Strive to include at least two servings of omega-3 rich foods per day. There are three different types of Omega-3's - Alpha-Linolenic Acid (ALA), Eicosapentaenoic Acid (EPA) and Docosahexaenoic Acid (DHA). It is important to get sources of all types of Omega-3's for optimal healing and health. Sources of ALA include: vegetable oils such as soybean oil, canola, flaxseed oil, walnut oil; some leafy greens such as brussel sprouts, kale, spinach, and salad greens. EPA and DHA are found in animal sources such as: fish, including shellfish and fin fish; omega-3 enriched eggs; and organ meats.Shoot for at least two servings of omega-3-rich seafood, like salmon, a week. Try adding walnuts and flaxseed meal or oil to smoothies. Buy eggs enriched with omega-3s. If you don't get sources of these foods on a daily basis, I recommend taking a high-quality fish oil supplement such as Heart Health Omega-3 Fish Oil.
#5 - OPC-3
OPC-3 is a powerful antioxidant that is made from a combination of bilberry, grape seed, red wine and pine bark extracts, and citrus extract bioflavonoids.

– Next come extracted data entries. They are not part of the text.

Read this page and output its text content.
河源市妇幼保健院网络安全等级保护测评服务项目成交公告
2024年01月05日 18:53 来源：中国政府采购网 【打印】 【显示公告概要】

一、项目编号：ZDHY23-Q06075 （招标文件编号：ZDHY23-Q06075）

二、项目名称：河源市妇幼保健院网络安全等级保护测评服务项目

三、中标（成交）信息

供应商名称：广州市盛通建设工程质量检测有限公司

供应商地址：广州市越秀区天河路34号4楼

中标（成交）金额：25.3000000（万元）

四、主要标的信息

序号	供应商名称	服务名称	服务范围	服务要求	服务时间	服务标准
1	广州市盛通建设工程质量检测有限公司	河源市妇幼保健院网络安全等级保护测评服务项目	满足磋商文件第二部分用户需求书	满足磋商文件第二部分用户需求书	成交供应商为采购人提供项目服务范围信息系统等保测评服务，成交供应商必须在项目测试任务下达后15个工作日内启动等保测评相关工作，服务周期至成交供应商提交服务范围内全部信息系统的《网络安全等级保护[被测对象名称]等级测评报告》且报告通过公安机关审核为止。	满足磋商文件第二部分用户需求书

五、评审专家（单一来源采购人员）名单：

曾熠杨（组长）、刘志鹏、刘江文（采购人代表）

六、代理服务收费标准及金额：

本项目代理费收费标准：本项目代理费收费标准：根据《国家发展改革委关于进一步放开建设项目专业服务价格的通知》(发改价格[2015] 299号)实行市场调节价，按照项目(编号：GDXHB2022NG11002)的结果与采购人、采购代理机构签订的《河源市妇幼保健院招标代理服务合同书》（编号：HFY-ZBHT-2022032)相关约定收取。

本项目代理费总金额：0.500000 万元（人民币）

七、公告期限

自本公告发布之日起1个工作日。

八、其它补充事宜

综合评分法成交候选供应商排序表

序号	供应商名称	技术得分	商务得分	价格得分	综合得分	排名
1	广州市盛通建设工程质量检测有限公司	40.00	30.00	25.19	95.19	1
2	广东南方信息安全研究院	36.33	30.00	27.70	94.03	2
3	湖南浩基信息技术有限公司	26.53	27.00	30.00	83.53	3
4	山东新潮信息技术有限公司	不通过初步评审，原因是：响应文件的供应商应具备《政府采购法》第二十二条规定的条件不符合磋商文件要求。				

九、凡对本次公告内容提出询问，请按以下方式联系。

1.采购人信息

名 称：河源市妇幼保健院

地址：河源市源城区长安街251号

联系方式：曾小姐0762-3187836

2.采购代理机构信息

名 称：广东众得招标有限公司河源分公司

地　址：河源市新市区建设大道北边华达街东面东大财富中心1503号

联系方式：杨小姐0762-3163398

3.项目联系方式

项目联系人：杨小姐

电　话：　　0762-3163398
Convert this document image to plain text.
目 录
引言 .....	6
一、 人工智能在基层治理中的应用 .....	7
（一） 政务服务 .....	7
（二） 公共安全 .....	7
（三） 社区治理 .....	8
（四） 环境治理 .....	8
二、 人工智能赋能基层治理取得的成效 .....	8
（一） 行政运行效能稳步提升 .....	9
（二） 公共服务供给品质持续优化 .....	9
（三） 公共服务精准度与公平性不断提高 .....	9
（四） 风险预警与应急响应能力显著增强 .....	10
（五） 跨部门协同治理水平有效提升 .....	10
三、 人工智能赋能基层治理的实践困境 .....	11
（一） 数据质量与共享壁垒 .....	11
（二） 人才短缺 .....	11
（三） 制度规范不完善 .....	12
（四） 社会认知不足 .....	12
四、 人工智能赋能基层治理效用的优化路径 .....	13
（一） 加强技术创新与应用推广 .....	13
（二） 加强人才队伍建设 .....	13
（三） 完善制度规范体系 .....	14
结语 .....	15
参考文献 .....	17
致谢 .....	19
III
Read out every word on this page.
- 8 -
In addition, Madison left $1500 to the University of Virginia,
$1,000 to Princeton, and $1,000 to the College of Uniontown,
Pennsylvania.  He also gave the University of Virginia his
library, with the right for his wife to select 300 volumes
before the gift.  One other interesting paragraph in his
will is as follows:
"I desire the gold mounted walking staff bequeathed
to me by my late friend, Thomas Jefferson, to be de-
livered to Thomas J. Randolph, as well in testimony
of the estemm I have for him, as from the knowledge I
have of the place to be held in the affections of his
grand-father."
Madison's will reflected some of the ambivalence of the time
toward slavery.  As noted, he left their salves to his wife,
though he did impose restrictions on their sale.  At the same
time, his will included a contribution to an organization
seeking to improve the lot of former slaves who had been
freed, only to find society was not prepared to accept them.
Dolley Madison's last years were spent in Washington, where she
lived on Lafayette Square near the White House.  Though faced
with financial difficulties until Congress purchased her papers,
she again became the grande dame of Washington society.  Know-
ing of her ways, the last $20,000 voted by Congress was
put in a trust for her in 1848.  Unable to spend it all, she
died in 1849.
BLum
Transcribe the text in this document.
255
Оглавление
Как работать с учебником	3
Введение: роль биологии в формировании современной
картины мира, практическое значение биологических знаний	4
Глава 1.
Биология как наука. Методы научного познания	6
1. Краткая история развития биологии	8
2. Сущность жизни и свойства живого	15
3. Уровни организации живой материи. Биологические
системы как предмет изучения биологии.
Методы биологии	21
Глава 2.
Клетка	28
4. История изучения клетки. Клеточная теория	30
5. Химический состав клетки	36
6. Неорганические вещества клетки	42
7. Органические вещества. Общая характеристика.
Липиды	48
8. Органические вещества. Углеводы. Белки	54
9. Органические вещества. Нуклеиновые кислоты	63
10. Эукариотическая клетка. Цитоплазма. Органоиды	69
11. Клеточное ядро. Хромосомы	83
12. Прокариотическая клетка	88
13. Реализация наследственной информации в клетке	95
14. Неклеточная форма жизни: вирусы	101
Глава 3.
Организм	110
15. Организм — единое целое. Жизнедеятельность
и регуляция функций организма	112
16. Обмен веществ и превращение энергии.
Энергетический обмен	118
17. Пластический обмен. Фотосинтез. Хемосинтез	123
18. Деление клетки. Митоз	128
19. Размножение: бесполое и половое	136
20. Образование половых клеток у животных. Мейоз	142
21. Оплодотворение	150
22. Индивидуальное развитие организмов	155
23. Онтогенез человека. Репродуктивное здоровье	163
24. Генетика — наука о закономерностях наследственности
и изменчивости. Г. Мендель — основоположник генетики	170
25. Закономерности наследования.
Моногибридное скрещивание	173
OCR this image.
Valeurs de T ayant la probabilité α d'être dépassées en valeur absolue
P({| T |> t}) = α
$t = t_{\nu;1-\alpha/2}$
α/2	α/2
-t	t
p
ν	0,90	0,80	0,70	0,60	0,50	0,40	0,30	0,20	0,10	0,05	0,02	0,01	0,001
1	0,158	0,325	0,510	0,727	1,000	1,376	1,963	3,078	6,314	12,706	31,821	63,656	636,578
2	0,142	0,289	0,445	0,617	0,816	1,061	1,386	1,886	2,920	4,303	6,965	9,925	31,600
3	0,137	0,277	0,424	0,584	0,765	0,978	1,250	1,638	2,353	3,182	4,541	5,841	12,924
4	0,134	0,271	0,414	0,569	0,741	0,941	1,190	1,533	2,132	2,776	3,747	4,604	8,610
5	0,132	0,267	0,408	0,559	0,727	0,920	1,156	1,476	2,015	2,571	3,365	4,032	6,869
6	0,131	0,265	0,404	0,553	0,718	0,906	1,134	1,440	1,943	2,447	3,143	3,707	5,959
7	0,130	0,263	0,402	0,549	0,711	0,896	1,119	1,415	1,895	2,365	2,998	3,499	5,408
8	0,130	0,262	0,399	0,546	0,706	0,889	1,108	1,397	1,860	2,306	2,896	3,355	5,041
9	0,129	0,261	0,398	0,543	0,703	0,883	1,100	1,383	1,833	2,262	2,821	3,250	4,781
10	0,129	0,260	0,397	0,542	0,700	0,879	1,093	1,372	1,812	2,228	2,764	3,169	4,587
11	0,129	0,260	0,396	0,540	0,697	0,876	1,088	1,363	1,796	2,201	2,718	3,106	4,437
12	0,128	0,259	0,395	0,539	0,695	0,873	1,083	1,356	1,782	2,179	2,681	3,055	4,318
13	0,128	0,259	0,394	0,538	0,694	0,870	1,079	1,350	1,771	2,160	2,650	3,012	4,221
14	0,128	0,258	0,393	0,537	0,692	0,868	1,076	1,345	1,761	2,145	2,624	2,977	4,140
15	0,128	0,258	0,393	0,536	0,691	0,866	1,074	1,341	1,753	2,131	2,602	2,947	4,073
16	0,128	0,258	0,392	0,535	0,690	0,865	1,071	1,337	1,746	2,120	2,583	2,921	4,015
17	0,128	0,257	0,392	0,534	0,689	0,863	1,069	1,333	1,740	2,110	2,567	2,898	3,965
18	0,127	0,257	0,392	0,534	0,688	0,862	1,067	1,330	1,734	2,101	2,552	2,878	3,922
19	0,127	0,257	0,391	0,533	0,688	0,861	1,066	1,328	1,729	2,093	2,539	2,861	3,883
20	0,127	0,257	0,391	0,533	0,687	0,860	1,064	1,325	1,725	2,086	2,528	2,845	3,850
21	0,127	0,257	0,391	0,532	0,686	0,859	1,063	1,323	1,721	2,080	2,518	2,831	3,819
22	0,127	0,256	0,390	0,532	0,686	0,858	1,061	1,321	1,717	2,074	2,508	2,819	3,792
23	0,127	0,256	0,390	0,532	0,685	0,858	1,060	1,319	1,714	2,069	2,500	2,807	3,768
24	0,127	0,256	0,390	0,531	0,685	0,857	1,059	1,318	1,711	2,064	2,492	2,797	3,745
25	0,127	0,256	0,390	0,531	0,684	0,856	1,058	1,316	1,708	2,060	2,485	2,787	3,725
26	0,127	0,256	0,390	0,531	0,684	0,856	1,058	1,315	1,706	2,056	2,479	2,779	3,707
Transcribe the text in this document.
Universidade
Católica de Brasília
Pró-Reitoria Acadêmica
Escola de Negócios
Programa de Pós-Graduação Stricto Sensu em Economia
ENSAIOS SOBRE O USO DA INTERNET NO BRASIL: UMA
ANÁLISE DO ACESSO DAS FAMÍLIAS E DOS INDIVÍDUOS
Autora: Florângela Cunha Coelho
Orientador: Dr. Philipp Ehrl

Oligomeric proanthocyanidins (OPCs) are bioflavonoids (complex organic plant compounds) found in fruits, vegetables and certain tree barks that provide exceptional nutritional benefits to the human body.
Studies have shown OPCs to be up to 20 times more powerful than vitamin C and 50 times more powerful than vitamin E in neutralizing free radicals. Eating foods rich in antioxidants such as fruits and vegetables is one sure method to prevent illness - especially this time of year. To boost your immune system, I recommend nutraMetrix Isotonix OPC-3, which contains the only isotonic form of Pycnogenol® in the world. Pycnogenol is a natural plant extract from the bark of the French maritime pine tree and the most clinically researched and potent bioflavonoid.
FOODS TO AVOID OR MINIMIZE:
The following foods are best to cut out or minimize in order to speed your recovery. These are foods that are best to minimize anyhow, but especially during times of healing or illness.
Research has shown that consuming alcohol when you have a compromised immune system and/or when you have an injury greatly reduces your muscles' protein-building ability, leading to more severe muscle atrophy. Consumption of alcohol during this time will also contribute to fatigue and an even weaker immune system.
While healing from an injury or recharging your immune system when it's down and out, your body isn't as efficient at processing sugary carbs, which may raise circulating levels of fat in your blood. Added sugars will also prolong the body's healing process.
FRIED AND FATTY SNACKS
These foods contain oils high in omega-6 fatty acids (which can increase inflammation) and few omega-3s, which help with healing and boosting your immune system.